Global NPO Coalition on FATF
HSC is co-chair of the Global NPO Coalition on FATF, a loose network of diverse nonprofits that has been set up to ensure that civil society is effectively engaged in the countering financing of terrorism/anti-money laundering (CFT/AML) debate. The vision of the Coalition is to have a free and fully-enabled operating space for civil society. Its achievements so far include:
  • Revision of Recommendation 8 and its Interpretive Note:  the 2016 revision retracted the claim that the NPO sector is ‘particularly vulnerable’ to terrorism financing abuse.
  • In-depth revision of the Best Practices Paper (2015), a policy guidance document that countries use to help them implement the standards.
  • Formalization of the risk-based approach, which means a more proportionate and context-specific implementation of the FATF standards.
  • Establishment of regular engagement between the FATF Secretariat and NPOs, which allows for more effective NPO participation.
  • Awareness-raising, coalition-building and advocacy at the global, regional and national levels.
FATF Work at National, Regional & Global levels

HSC is currently involved in a number of projects at the national (e.g., Tunisia, Pakistan, Indonesia, Kosovo, Nigeria, Uganda, Mexico, Argentina) level on various parts of the FATF process, including awareness-raising, facilitated dialogue and risk assessments. It also works at the regional level with the FATF-Style Regional Bodies (e.g., GAFILAT, GIABA), again on raising awareness and building capacity.

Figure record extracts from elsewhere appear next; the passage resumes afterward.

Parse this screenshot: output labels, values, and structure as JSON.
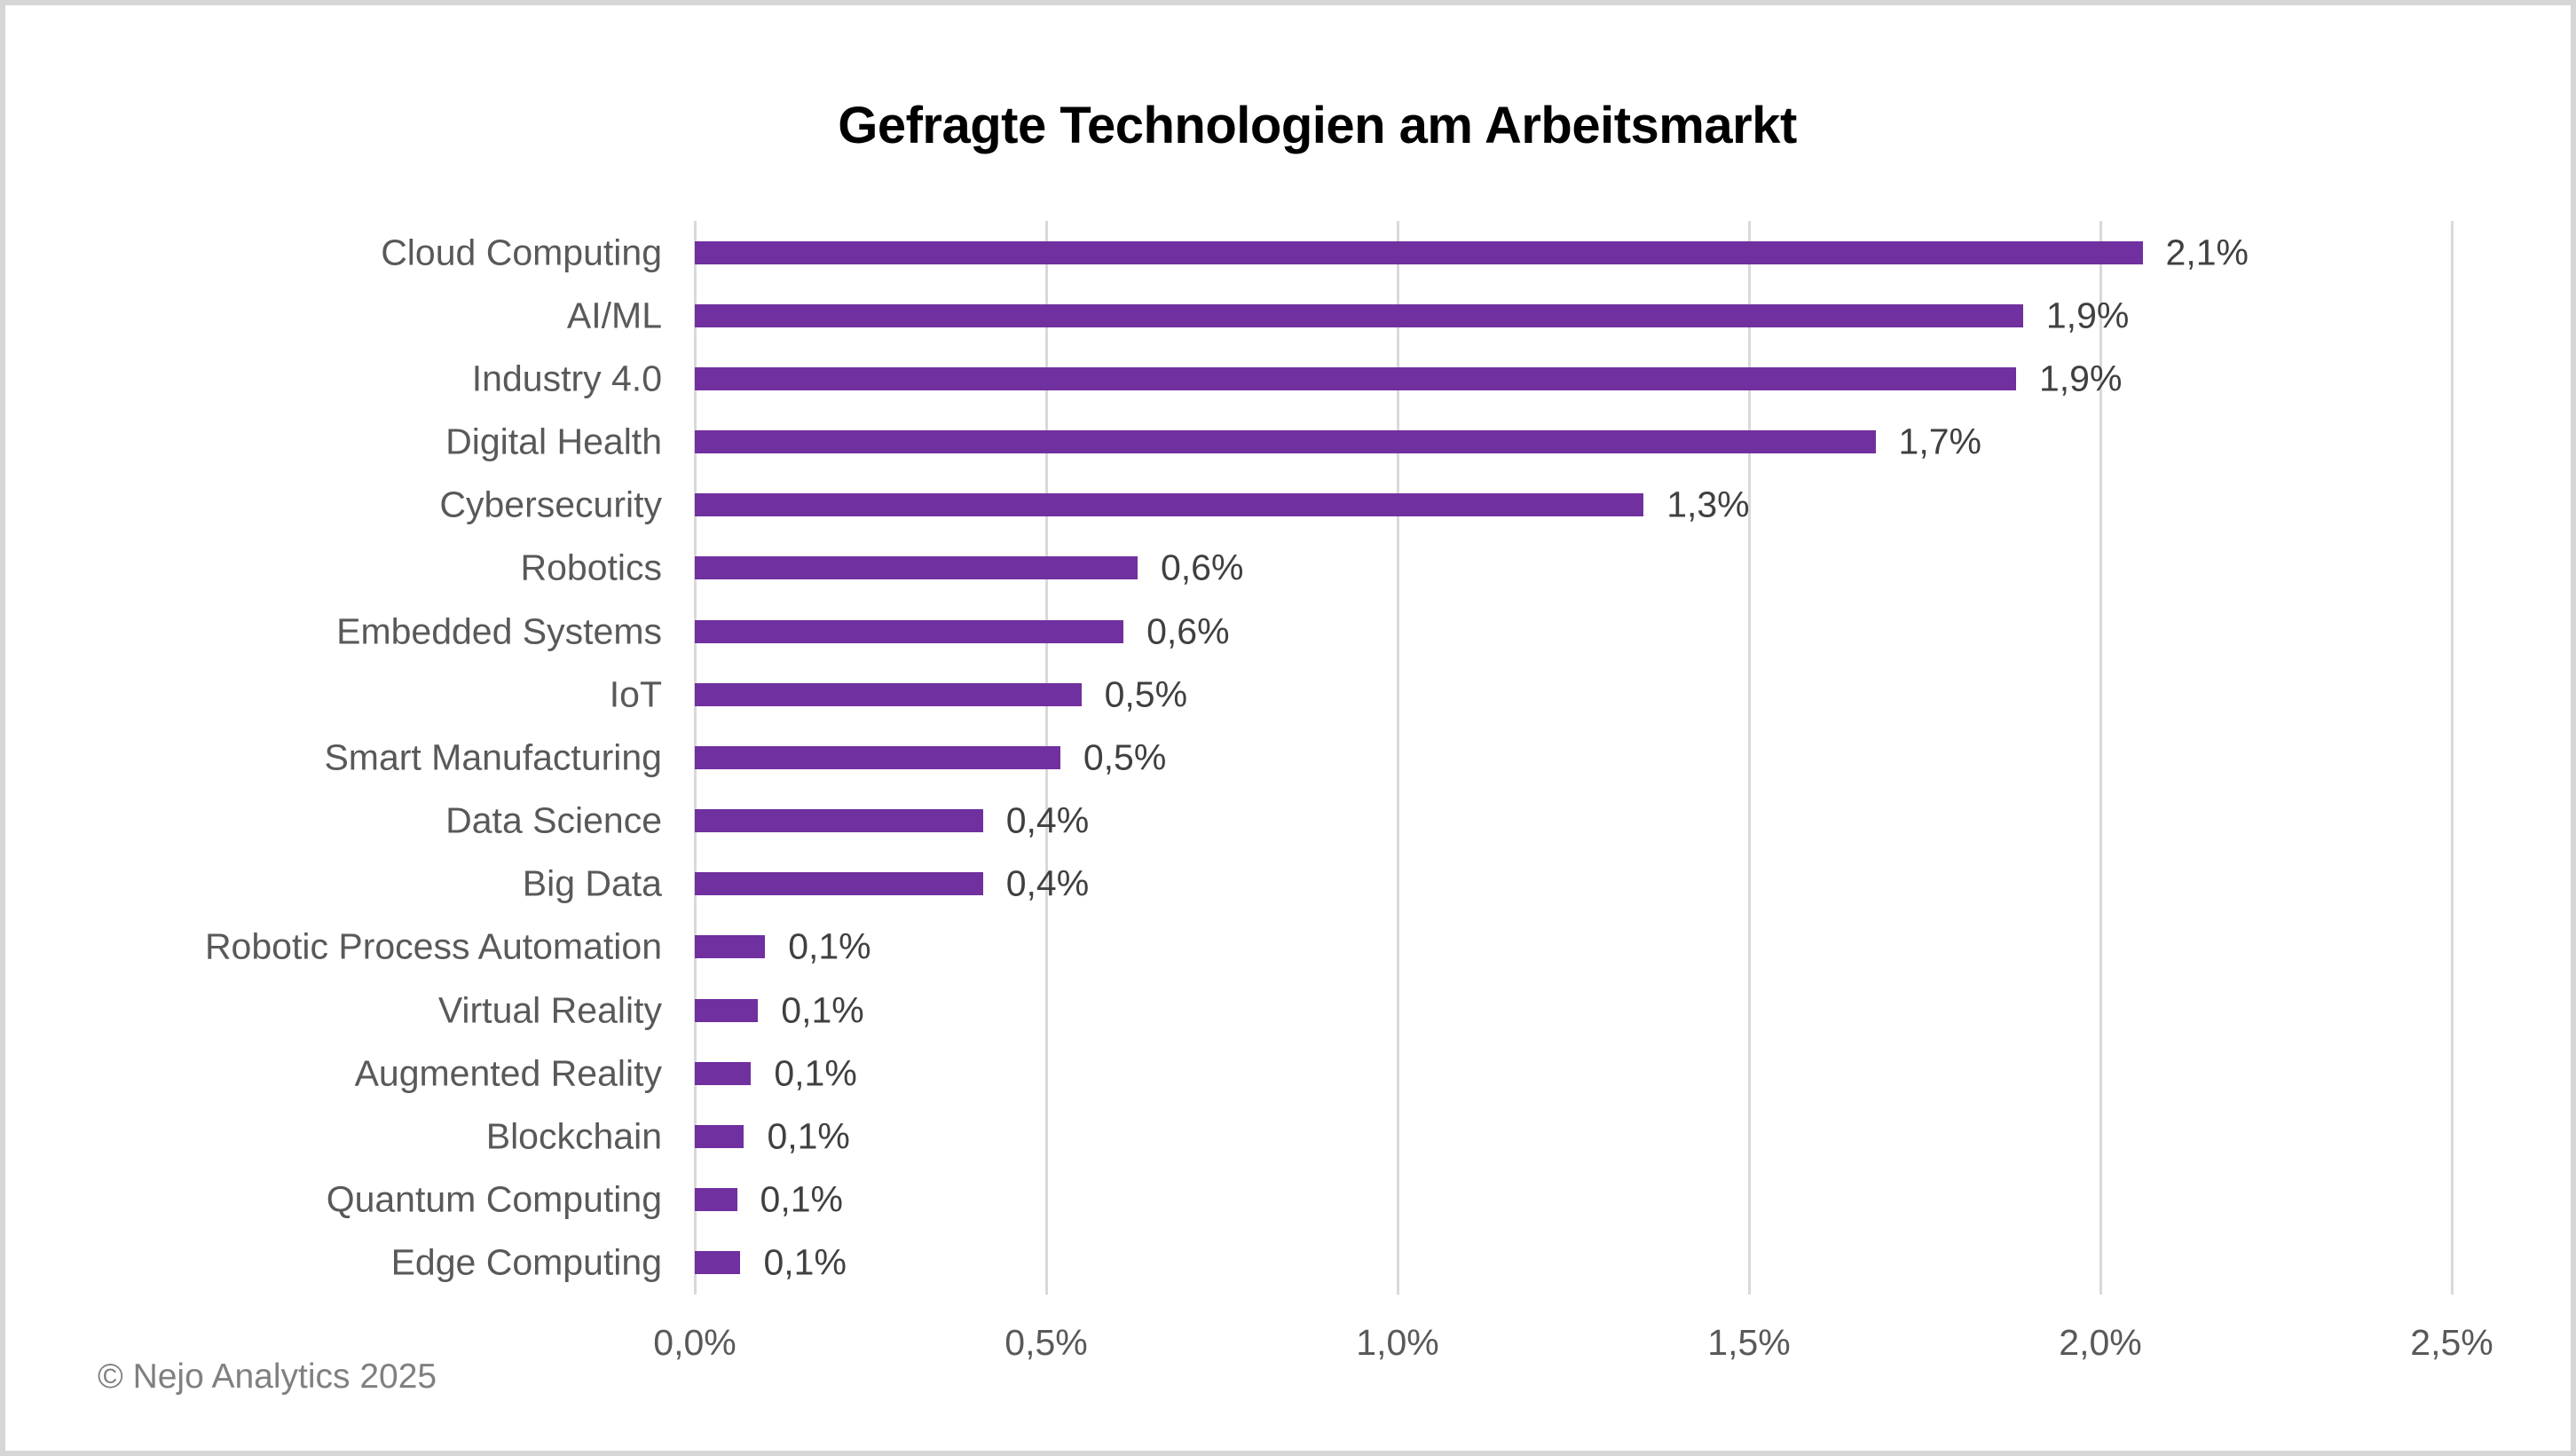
{
  "title": "Gefragte Technologien am Arbeitsmarkt",
  "footer": "© Nejo Analytics 2025",
  "colors": {
    "bar": "#7030a0",
    "grid": "#d9d9d9",
    "border": "#d6d6d6",
    "title": "#000000",
    "category_labels": "#595959",
    "data_labels": "#404040",
    "tick_labels": "#595959",
    "footer": "#808080",
    "background": "#ffffff"
  },
  "chart_data": {
    "type": "bar",
    "orientation": "horizontal",
    "title": "Gefragte Technologien am Arbeitsmarkt",
    "xlabel": "",
    "ylabel": "",
    "xlim": [
      0,
      2.5
    ],
    "grid": true,
    "legend": false,
    "x_ticks": [
      "0,0%",
      "0,5%",
      "1,0%",
      "1,5%",
      "2,0%",
      "2,5%"
    ],
    "categories": [
      "Cloud Computing",
      "AI/ML",
      "Industry 4.0",
      "Digital Health",
      "Cybersecurity",
      "Robotics",
      "Embedded Systems",
      "IoT",
      "Smart Manufacturing",
      "Data Science",
      "Big Data",
      "Robotic Process Automation",
      "Virtual Reality",
      "Augmented Reality",
      "Blockchain",
      "Quantum Computing",
      "Edge Computing"
    ],
    "values": [
      2.06,
      1.89,
      1.88,
      1.68,
      1.35,
      0.63,
      0.61,
      0.55,
      0.52,
      0.41,
      0.41,
      0.1,
      0.09,
      0.08,
      0.07,
      0.06,
      0.065
    ],
    "value_labels": [
      "2,1%",
      "1,9%",
      "1,9%",
      "1,7%",
      "1,3%",
      "0,6%",
      "0,6%",
      "0,5%",
      "0,5%",
      "0,4%",
      "0,4%",
      "0,1%",
      "0,1%",
      "0,1%",
      "0,1%",
      "0,1%",
      "0,1%"
    ]
  }
}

De-risking or Financial Exclusion

An important stream of work for HSC is the one around financial access for NPOs.  NPOs around the world today are being impacted on an unprecedented scale by issues of financial access – inordinate delays in cash transfers, onerous due-diligence requirements, inability to open bank accounts and arbitrary closure of bank accounts – collectively classed as ‘de-risking’ activities by financial institutions. HSC works on determining the drivers of this and on then addressing the causes, positing and working on solutions at both the technical/practical and the systemic/policy levels.